AI and machine learning in cybersecurity: Trends to watch
By Michael Cobb
IT security teams today struggle to make sense of the enormous amounts of data modern IT infrastructures generate and consume, while simultaneously prioritizing and responding to alerts. This enormous responsibility is one of the reasons why detection and remediation times are so poor. In fact, a malicious attack has an average lifecycle of 314 days from breach to containment, according to the “2019 Cost of a Data Breach Report”.
Manual and semiautomated checks and interventions cannot keep up with a constantly evolving threat landscape. And, with the average cost of a data breach estimated at $150 per record lost, according to the IBM study, a strong case can be made for automating many security tasks. Consider how the same study found that organizations without security automation experienced breach costs that were 95% higher than those with fully deployed automation and the case grows stronger.
Though AI and machine learning have been used in security products for some time, they are becoming increasingly important in modern incident response orchestration. Automation is critical for zero-day threat detection in particular as it can bring cyberattack response times down to milliseconds. Contrast this with human response times, which may take hours, days or even months. Critically, AI also helps security teams make more informed decisions.
In a Capgemini Research Institute study, 69% of senior executive respondents said they would be unable to respond to a cyberattack without AI. The same study found two-thirds of organizations plan to employ AI by 2020. Interestingly, many organizations categorized AI as a means of increasing revenues or reducing costs.
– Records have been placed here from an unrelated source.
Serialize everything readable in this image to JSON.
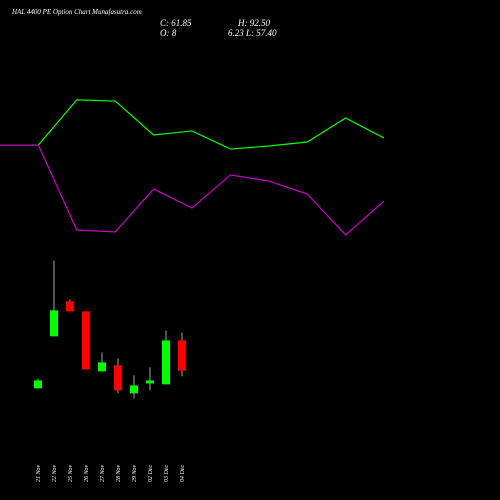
{
  "chart_data": [
    {
      "type": "line",
      "title": "HAL 4400 PE Option Chart Munafasutra.com",
      "x": [
        0,
        1,
        2,
        3,
        4,
        5,
        6,
        7,
        8,
        9,
        10
      ],
      "xlim": [
        0,
        10
      ],
      "ylim": [
        0,
        100
      ],
      "series": [
        {
          "color": "#00ff00",
          "values": [
            65.6,
            65.6,
            93.8,
            93.1,
            71.9,
            74.4,
            63.1,
            65,
            67.5,
            82.5,
            70
          ]
        },
        {
          "color": "#cc00cc",
          "values": [
            65.6,
            65.6,
            12.5,
            11.3,
            38.1,
            26.3,
            46.9,
            43.1,
            35,
            9.4,
            30.6
          ]
        }
      ]
    },
    {
      "type": "candlestick",
      "labels": [
        "C: 61.85",
        "H: 92.50",
        "O: 8",
        "6.23",
        "L: 57.40"
      ],
      "categories": [
        "21 Nov",
        "22 Nov",
        "25 Nov",
        "26 Nov",
        "27 Nov",
        "28 Nov",
        "29 Nov",
        "02 Dec",
        "03 Dec",
        "04 Dec"
      ],
      "open": [
        47.7,
        89.3,
        117.3,
        109.3,
        61.3,
        66.1,
        43.7,
        51.7,
        50.9,
        86.1
      ],
      "high": [
        55.7,
        150.1,
        118.9,
        109.3,
        76.5,
        71.7,
        58.1,
        64.5,
        94.1,
        92.5
      ],
      "low": [
        47.7,
        89.3,
        109.3,
        62.9,
        61.3,
        43.7,
        39.7,
        46.1,
        50.9,
        57.4
      ],
      "close": [
        54.1,
        110.1,
        109.3,
        62.9,
        68.5,
        46.1,
        50.1,
        54.1,
        86.1,
        61.85
      ],
      "ylim": [
        20,
        160
      ],
      "up_color": "#00ff00",
      "down_color": "#ff0000",
      "wick_color": "#cccccc"
    }
  ]
}
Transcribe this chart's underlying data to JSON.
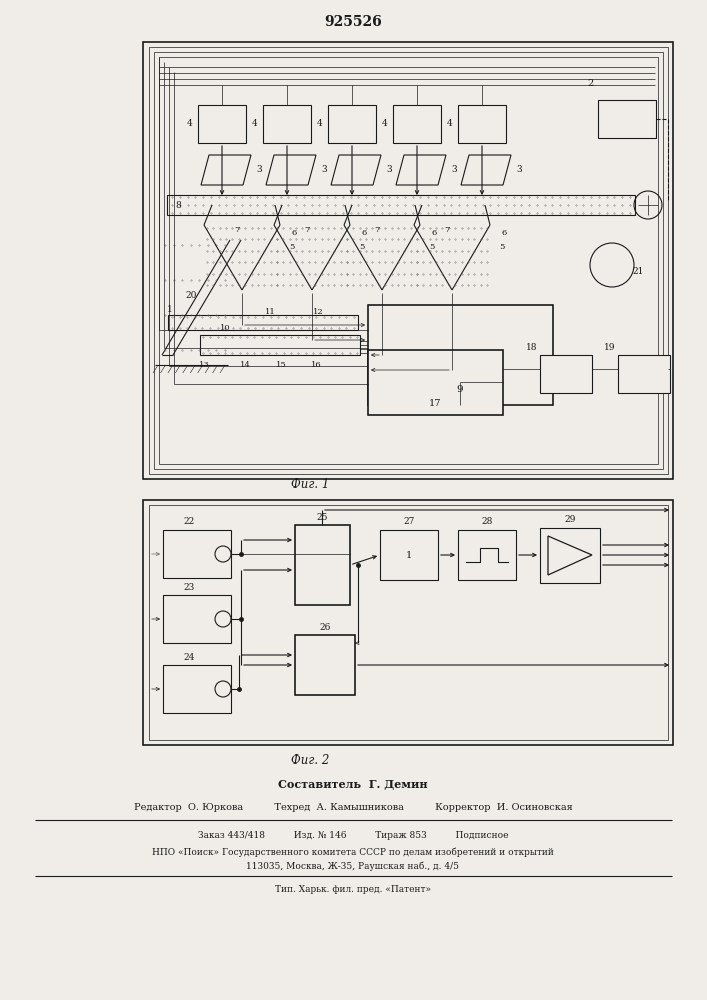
{
  "title": "925526",
  "fig1_caption": "Фиг. 1",
  "fig2_caption": "Фиг. 2",
  "footer_lines": [
    "Составитель  Г. Демин",
    "Редактор  О. Юркова          Техред  А. Камышникова          Корректор  И. Осиновская",
    "Заказ 443/418          Изд. № 146          Тираж 853          Подписное",
    "НПО «Поиск» Государственного комитета СССР по делам изобретений и открытий",
    "113035, Москва, Ж-35, Раушская наб., д. 4/5",
    "Тип. Харьк. фил. пред. «Патент»"
  ],
  "bg_color": "#f0ede8",
  "line_color": "#1a1a1a"
}
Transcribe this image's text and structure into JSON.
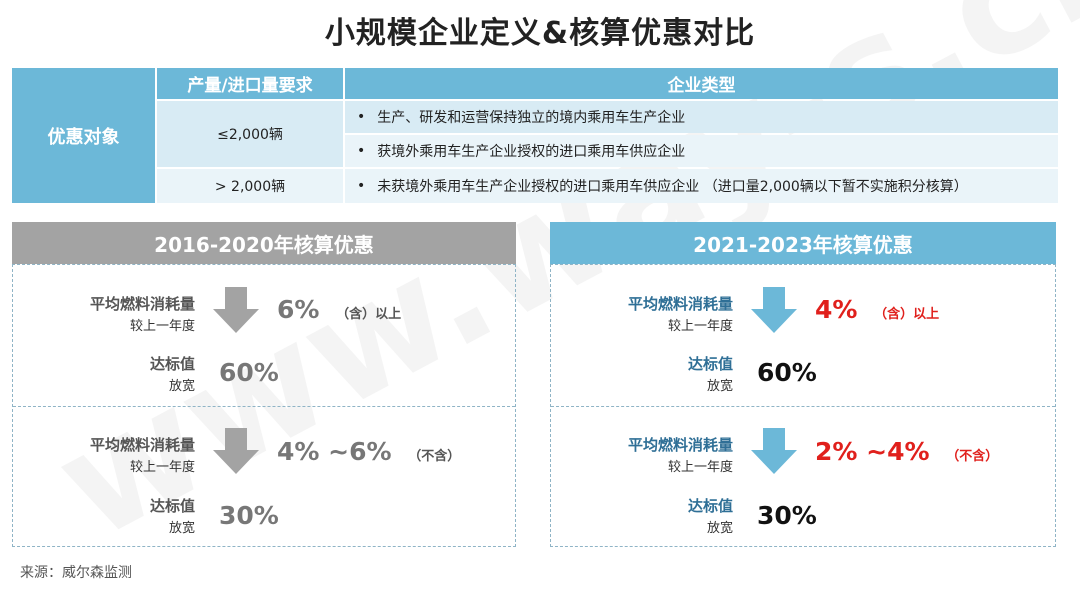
{
  "title": "小规模企业定义&核算优惠对比",
  "watermark": "www.way-s.cn",
  "table": {
    "header_req": "产量/进口量要求",
    "header_type": "企业类型",
    "row_label": "优惠对象",
    "req_1": "≤2,000辆",
    "req_2": "> 2,000辆",
    "type_1": "生产、研发和运营保持独立的境内乘用车生产企业",
    "type_2": "获境外乘用车生产企业授权的进口乘用车供应企业",
    "type_3": "未获境外乘用车生产企业授权的进口乘用车供应企业 （进口量2,000辆以下暂不实施积分核算）",
    "bullet": "•"
  },
  "left": {
    "header": "2016-2020年核算优惠",
    "color": "#a3a3a3",
    "block1": {
      "label_main": "平均燃料消耗量",
      "label_sub": "较上一年度",
      "value": "6%",
      "note": "（含）以上",
      "std_main": "达标值",
      "std_sub": "放宽",
      "std_value": "60%"
    },
    "block2": {
      "label_main": "平均燃料消耗量",
      "label_sub": "较上一年度",
      "value": "4% ~6%",
      "note": "（不含）",
      "std_main": "达标值",
      "std_sub": "放宽",
      "std_value": "30%"
    }
  },
  "right": {
    "header": "2021-2023年核算优惠",
    "color": "#6cb8d8",
    "block1": {
      "label_main": "平均燃料消耗量",
      "label_sub": "较上一年度",
      "value": "4%",
      "note": "（含）以上",
      "std_main": "达标值",
      "std_sub": "放宽",
      "std_value": "60%"
    },
    "block2": {
      "label_main": "平均燃料消耗量",
      "label_sub": "较上一年度",
      "value": "2% ~4%",
      "note": "（不含）",
      "std_main": "达标值",
      "std_sub": "放宽",
      "std_value": "30%"
    }
  },
  "source": "来源：威尔森监测",
  "colors": {
    "teal": "#6cb8d8",
    "gray": "#a3a3a3",
    "red": "#e0201c",
    "label_blue": "#2f6f96"
  }
}
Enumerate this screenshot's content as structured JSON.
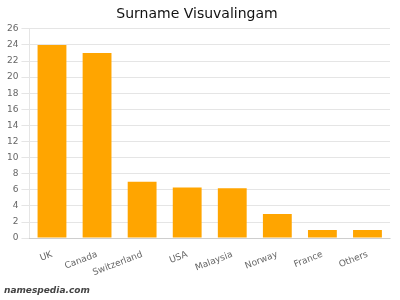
{
  "chart_data": {
    "type": "bar",
    "title": "Surname Visuvalingam",
    "categories": [
      "UK",
      "Canada",
      "Switzerland",
      "USA",
      "Malaysia",
      "Norway",
      "France",
      "Others"
    ],
    "values": [
      24,
      23,
      7,
      6.3,
      6.2,
      3,
      1,
      1
    ],
    "color": "#FFA500",
    "ylim": [
      0,
      26
    ],
    "yticks": [
      0,
      2,
      4,
      6,
      8,
      10,
      12,
      14,
      16,
      18,
      20,
      22,
      24,
      26
    ],
    "grid": true,
    "annotations": [
      "namespedia.com"
    ]
  }
}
This cybersecurity automation trend includes notable large companies, such as Amazon, Microsoft and Google, which are each incorporating AI into their internet-based services.
Automating identity and access management
As more organizations implement zero-trust security frameworks, identity and access management (IAM) will become more important than ever. Considering the new security perimeter, cybersecurity automation trends will likely include further advances in the use of AI to improve the effectiveness of IAM. For example, strong and effective passwords are impractical for everyday use. This often positions weak passwords as the only security measure that stands between a user’s data and a cybercriminal.
Another growing trend is the combination of supervised algorithms and unsupervised learning. This method proves effective in identifying anomalous behavior and triggering reduced or restricted access. It’s important to understand the differences between the two types:
Anothergrowingtrendisthecombinationof supervisedalgorithms and unsupervised learning. This method proves effective in identifying anomalous behavior and triggering reduced or restricted access. It’s important to understand the differences between the two types:
1.Supervised algorithms extract and learn from patterns in existing data to find relationships not discernible with traditional rule-based approaches. Identifying relationships enables the evaluation and risk scoring of new files that the algorithm has not encountered before, such as zero-day threats.
2.Unsupervised learning finds anomalies, interrelationships and links between unlabeled data sets or emerging factors and variables in order to extract hidden patterns. This can lead to threat predictions — an almost impossible job for human analysts.
AI and machine learning in cybersecurity will play an even larger role in protecting the entire customer experience — from account creation and login to service interaction. They will continue to improve the process of assigning risk scores to login attempts. They will also adapt responses to the nature and context of suspicious events — as opposed to locking out a user or terminating a session. Applications overall will be more efficient at recognizing genuine user and system activities, while containing and mitigating real threats.
AI, machine learning and the edge
In the same way that edge computing has moved compute, storage and network connectivity resources closer to remote devices, AI and machine learning models will be placed on endpoints themselves. These models will feature collaborative information-sharing capabilities that enable dramatically faster identification and termination of threats in real time. For future AI and machine learning cybersecurity technology to be successful, the quality of diverse data sets that the products work with will need to be improved. Semantically enriched data provides more options for meaningful extraction and enables algorithms to produce more precise predictions.
As with any technology, AI and machine learning can be used for good and bad. Cybercriminals already harness the power of AI to analyze network defenses and simulate behavioral patterns to bypass security controls. The battle to protect AI-powered systems from being compromised will come center stage. One significant threat to AI technology is training data poisoning — when bad actors access training data and feed it incorrect data, resulting in faulty decisions. According to Gartner, 30% of all AI cyberattacks will use training data poisoning, AI model theft or adversarial samples to attack AI-powered systems.
Fortunately, AI and machine learning enable organizations to protect their users’ accounts with more than just a password. For this reason, AI- and machine learning-powered systems look poised to be a central aspect of future IT infrastructure investments. Note that they will require specialized hardware and software, as well as dedicated teams with the skills to manage AI and machine learning models and understand the accuracy, attributes and model statistics used to reach conclusions.
To spend budgets wisely, organizations will need to understand the different options available in order to choose the appropriate technologies for their particular environments. Even with AI and machine learning capabilities to automate security operations and increase detection rates, organizations still need human teams to able to understand the scope, severity and veracity of threats found and to prepare an effective response.